Mevrouw Dik-Faber (ChristenUnie):

Tot slot wil ik nogmaals stilstaan bij de daklozen. Er zijn er bijna 40.000 in een welvarend land als Nederland. Dat vindt mijn fractie echt een schande. Ik mis soms bij het ministerie de urgentie. Tekenend hiervoor is misschien wel dat ik vier maanden geleden heb gesteld die nog steeds niet beantwoord zijn. Mijn vraag aan de minister is: wanneer komen de antwoorden op mijn Kamervragen? Als ik het goed zie, is er al voor een half miljard ingeschreven door woningcorporaties. Ook anderen hebben daaraan gerefereerd. Dat is goed, maar is hierbij ook specifiek aandacht om te bouwen voor de doelgroep voor daklozen? Kan de minister dat voor ons nagaan? Ook hier moeten we kijken wat we al kunnen doen met de bestaande gebouwen. Het Rijksvastgoedbedrijf heeft meer dan 12 miljoen vierkante meter aan gebouwen. Dan zijn er ook nog de gemeentelijke eigendommen. Ik wil zeker weten dat we alles doen wat mogelijk is om onze eigen oppervlakte, de oppervlakte die de Rijksoverheid en de gemeente beschikbaar hebben, in te zetten voor een maatschappelijke opgave, bijvoorbeeld die 40.000 daklozen. Welke bijdrage kunnen Rijksvastgoedbedrijf en gemeenten hierin leveren?

Voorzitter, ik zie uit naar de beantwoording van de minister.

De voorzitter:

Dank u wel.

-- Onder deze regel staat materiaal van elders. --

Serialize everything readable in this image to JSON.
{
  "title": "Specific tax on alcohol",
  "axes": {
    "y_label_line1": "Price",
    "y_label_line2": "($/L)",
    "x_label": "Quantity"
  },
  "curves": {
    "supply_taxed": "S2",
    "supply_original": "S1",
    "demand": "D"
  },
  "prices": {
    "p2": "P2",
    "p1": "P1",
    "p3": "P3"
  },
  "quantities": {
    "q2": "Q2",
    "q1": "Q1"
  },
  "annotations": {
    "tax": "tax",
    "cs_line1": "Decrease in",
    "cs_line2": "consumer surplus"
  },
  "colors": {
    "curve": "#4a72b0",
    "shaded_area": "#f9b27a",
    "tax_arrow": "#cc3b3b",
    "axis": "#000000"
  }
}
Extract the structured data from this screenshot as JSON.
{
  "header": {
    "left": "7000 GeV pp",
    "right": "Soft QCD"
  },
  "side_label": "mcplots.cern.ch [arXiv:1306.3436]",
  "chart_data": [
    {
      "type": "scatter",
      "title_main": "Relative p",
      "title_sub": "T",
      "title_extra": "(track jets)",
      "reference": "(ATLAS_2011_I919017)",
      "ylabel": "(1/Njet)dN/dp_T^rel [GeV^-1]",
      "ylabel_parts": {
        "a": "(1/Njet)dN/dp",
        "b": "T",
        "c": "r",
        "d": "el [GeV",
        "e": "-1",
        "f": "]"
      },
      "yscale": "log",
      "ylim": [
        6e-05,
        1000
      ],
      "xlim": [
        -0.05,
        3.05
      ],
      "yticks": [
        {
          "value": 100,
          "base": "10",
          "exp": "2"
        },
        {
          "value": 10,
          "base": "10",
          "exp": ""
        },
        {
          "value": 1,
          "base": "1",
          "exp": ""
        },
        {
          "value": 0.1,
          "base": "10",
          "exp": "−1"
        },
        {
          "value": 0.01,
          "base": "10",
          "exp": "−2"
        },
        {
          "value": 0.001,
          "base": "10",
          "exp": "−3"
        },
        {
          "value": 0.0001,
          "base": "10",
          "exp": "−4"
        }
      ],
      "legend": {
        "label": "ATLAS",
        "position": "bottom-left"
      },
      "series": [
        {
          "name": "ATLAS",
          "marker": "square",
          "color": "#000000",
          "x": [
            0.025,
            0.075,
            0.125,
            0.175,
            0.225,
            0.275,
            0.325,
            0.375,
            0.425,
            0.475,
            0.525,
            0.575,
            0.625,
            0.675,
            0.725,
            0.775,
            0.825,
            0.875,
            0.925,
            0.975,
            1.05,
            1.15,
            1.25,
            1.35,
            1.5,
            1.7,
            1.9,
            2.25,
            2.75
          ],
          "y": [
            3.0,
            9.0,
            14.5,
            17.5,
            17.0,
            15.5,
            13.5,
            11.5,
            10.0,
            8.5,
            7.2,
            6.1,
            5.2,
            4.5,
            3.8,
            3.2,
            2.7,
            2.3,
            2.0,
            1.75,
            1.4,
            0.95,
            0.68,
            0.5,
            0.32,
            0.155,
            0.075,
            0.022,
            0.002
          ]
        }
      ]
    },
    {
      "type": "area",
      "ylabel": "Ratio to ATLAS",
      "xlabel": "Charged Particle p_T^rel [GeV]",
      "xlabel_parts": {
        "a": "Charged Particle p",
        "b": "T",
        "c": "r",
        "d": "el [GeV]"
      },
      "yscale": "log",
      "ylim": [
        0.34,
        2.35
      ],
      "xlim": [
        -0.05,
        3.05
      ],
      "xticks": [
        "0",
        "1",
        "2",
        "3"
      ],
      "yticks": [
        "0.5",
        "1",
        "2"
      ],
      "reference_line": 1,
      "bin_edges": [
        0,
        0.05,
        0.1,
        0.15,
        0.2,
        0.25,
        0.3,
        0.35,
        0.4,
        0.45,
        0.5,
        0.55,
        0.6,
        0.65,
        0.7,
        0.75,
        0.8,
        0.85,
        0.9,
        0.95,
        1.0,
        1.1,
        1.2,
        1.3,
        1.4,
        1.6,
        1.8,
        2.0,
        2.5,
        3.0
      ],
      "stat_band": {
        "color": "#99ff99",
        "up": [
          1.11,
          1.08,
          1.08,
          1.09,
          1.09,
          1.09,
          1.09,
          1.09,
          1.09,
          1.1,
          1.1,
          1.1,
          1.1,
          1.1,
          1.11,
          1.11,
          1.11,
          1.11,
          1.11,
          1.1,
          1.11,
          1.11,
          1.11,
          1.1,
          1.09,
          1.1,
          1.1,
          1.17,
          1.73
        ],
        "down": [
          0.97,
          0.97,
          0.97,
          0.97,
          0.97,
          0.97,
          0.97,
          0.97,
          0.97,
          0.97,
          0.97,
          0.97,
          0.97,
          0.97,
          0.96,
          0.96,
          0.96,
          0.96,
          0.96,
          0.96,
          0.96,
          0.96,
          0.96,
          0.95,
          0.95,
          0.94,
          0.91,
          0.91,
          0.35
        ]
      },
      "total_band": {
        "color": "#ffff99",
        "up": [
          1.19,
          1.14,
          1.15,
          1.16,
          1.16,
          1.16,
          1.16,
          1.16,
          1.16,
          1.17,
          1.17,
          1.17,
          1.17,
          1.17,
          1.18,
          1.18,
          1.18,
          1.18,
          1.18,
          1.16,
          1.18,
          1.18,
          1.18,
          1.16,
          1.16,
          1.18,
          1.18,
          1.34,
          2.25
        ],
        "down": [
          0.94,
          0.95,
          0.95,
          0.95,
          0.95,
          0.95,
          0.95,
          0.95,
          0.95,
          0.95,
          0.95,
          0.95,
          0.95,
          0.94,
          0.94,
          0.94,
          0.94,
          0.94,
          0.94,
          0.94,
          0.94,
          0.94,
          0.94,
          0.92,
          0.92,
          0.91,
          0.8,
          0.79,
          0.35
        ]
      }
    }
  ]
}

Dan kom ik toe aan de laatste spreker van de zijde van de Kamer. Dat is mevrouw Van Esch van de Partij voor de Dieren.

Mevrouw Van Esch (PvdD):

Voorzitter. Een stikstofcrisis en een pfas-crisis. Een klimaatcrisis en een biodiversiteitscrisis. Nu voeren we een debat over de wooncrisis. Het lijkt alsof we momenteel omkomen in de crises. Dan vraag je je af: zijn dit nou natuurverschijnselen of is dit het gevolg van slecht beleid? Het is helaas vooral dat laatste. Als je vandaag de regeringspartijen hoort, dan zal je dat niet denken. Je hoort ze wel spreken over een wooncrisis, maar er wordt geen hand in eigen boezem gestoken. De oplossing is te veel korte termijn gedacht, namelijk alleen maar bouwen, bouwen, bouwen. Ten koste van wat, vragen wij ons dan af. Je hoort deze partijen namelijk niet over het feit dat ze al decennia de veestapel niet willen aanpakken, waardoor we nu in een stikstofcrisis zitten. De PAS is dé reden dat de woningbouw nu nog verder is vastgelopen. Je hoort ze te weinig over de verhuurderheffing, die ze een aantal jaren geleden instelden. Hierdoor komen nog altijd miljarden, die goed gebruikt kunnen worden om goedkope woningen te bouwen, daar niet terecht.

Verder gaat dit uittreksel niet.